O desejo sexual é um tema recorrente na obra de Yann Gonzalez. Não necessariamente a sua origem, ou o seu destinatário, mas uma visão pura e sem julgamento das atracções e obsessões que pautam a nossa existência. Em Les Îles (2017) entramos numa dimensão onírica, circular, labiríntica. Uma dimensão representativa de um subconsciente onde escondemos tudo aquilo que consideramos não ser aceite, carregada de uma sexualidade não normativa e que nos obriga a reflectir como gravitamos inevitavelmente em direcção uns aos outros.
O início romântico, íntimo, quase cândido, transforma-se inesperadamente numa situação aberrante que nos alerta para as camadas do filme. Por um lado, o trio de personagens representa diferentes facetas sexuais, culturais e sociais de cada um de nós – masculino, feminino e excêntrico; duas dimensões normativas para uma dimensão “bizarra”. Por outro, o sermos todos seres em constante estado de representação na relação com o(s) outro(s), conjugando desejos internos e expectativas externas.
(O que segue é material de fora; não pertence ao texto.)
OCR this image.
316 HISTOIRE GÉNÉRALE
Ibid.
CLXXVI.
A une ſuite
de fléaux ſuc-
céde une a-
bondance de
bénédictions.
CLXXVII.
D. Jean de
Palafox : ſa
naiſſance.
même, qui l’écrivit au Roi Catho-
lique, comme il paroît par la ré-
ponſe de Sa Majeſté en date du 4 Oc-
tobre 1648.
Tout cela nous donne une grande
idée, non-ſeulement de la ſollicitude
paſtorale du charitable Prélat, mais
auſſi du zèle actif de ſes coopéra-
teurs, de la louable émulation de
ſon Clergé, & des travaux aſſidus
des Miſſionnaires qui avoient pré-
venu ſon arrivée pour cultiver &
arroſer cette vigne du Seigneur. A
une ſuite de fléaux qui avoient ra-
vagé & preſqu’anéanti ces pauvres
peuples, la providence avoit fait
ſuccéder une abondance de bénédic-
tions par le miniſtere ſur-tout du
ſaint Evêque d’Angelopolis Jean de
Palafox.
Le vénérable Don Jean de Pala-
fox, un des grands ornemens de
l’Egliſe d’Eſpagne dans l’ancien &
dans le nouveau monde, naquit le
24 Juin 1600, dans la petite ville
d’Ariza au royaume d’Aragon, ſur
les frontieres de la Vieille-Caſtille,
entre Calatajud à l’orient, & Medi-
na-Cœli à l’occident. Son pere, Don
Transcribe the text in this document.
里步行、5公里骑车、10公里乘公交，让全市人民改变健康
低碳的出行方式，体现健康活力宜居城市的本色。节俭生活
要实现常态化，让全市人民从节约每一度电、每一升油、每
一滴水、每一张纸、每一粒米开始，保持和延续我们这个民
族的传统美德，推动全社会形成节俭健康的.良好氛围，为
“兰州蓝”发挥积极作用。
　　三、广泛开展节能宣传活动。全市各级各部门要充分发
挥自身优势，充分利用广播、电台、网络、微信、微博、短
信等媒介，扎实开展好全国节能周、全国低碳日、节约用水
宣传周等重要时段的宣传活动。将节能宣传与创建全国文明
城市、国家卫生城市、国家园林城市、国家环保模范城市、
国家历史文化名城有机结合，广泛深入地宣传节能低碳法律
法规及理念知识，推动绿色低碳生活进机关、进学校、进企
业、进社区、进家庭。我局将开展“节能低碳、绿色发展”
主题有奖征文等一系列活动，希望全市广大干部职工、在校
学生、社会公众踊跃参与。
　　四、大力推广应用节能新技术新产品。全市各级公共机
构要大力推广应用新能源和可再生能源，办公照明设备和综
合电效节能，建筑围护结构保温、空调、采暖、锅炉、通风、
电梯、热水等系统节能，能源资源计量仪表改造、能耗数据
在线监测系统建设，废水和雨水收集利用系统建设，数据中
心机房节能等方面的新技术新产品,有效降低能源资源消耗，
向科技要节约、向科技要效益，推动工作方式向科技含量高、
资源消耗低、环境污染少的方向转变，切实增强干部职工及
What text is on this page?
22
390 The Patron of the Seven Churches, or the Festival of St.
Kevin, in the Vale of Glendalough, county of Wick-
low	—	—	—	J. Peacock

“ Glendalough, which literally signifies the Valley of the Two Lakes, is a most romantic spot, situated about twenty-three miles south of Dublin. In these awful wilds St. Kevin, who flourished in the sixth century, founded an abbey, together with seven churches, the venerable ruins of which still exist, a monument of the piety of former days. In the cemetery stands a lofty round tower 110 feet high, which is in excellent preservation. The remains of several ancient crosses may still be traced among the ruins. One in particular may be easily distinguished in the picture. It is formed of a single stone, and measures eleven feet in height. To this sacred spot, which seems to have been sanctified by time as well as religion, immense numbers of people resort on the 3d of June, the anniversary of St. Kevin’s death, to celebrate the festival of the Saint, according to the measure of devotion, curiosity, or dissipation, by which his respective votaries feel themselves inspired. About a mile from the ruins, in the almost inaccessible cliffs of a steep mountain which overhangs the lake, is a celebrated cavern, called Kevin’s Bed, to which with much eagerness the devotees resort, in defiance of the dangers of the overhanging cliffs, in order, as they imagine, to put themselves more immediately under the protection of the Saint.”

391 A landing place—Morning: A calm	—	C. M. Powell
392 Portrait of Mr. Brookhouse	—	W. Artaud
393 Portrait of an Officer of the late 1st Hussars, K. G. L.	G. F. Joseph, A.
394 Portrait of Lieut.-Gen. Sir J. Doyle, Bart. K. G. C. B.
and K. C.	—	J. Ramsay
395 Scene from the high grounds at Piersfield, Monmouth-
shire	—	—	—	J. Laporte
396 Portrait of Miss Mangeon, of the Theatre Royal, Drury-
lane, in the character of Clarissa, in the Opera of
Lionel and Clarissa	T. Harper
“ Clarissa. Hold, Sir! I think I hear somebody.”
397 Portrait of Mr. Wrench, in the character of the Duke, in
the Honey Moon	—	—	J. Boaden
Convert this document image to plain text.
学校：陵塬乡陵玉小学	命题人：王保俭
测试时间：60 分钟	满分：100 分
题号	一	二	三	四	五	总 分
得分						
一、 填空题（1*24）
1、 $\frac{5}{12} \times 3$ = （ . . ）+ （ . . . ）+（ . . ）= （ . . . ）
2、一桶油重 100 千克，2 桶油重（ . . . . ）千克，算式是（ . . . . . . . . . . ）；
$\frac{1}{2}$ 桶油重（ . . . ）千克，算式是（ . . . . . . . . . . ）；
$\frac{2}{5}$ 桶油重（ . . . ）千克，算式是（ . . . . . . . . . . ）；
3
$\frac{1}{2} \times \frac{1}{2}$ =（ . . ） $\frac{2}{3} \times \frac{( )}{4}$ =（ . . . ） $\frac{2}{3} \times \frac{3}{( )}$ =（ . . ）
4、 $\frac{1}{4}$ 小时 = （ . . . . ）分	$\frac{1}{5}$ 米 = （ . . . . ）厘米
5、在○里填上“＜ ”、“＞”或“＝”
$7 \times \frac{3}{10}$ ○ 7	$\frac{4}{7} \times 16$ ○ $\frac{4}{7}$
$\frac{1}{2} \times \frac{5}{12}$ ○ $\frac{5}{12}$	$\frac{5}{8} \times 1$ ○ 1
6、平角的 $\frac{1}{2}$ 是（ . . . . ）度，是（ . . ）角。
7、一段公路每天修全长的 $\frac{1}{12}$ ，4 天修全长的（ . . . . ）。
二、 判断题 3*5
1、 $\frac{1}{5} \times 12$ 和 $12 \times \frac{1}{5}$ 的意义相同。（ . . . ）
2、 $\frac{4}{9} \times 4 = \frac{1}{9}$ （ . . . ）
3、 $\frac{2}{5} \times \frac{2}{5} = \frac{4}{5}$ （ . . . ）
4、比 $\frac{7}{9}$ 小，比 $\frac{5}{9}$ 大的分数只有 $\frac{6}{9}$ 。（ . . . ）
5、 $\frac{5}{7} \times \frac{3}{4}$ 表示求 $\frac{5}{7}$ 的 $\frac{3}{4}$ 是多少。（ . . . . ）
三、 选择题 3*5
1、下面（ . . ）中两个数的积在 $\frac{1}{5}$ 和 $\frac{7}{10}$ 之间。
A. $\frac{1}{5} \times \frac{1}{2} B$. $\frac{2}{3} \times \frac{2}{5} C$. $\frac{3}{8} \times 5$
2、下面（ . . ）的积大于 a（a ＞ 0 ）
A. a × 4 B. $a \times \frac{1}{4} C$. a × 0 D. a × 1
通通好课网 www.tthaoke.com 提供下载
Nesta dança entre id, ego e superego encontramos Simon, a protagonista, uma mulher transgénero, que se divide em todas as restantes personagens, representando diferentes dimensões de si mesma e dos vários papéis que assume. Destaca-se dessas Circé, representação do subconsciente de Simon, uma jovem voyeuse extremamente feminina que percorre um plano irreal, repleto de alusões sexuais e símbolos de fertilidade, espiando e invadindo a privacidade alheia. Circé representa duas vontades visíveis: o ser mulher em todo o seu esplendor e a necessidade de conexão e integração, atingindo o clímax ao ouvir Simon proferir uma promessa de amor a Nassim, concretizando esse mesmo desejo de ligação. Fortalecendo esta simbiose entre ambas, o único momento de fuga deste estado de fantasia é quando Circé sonha com Simon. Um pesadelo dentro de um sonho, que nos leva à realidade, em que Simon corre descalça, com ar transtornado, à luz do dia, fugindo das pressões e dos constrangimentos sociais que apagam o fulgor da fantasia. Simon quer tornar-se Circé, e Circé quer ser real como Simon. Desejo e realidade intercalam-se circularmente, já que uma não existe sem a outra.
Saímos de Les Îles com uma sensação agridoce, incertos sobre o que será real e o que será fantasia, comum a outros filmes de Yann Gonzalez. Inevitavelmente, estilhaça-nos preconceitos, confronta-nos com as nossas próprias fantasias reprimidas e sobre quem somos e o que desejamos quando estamos sozinhos.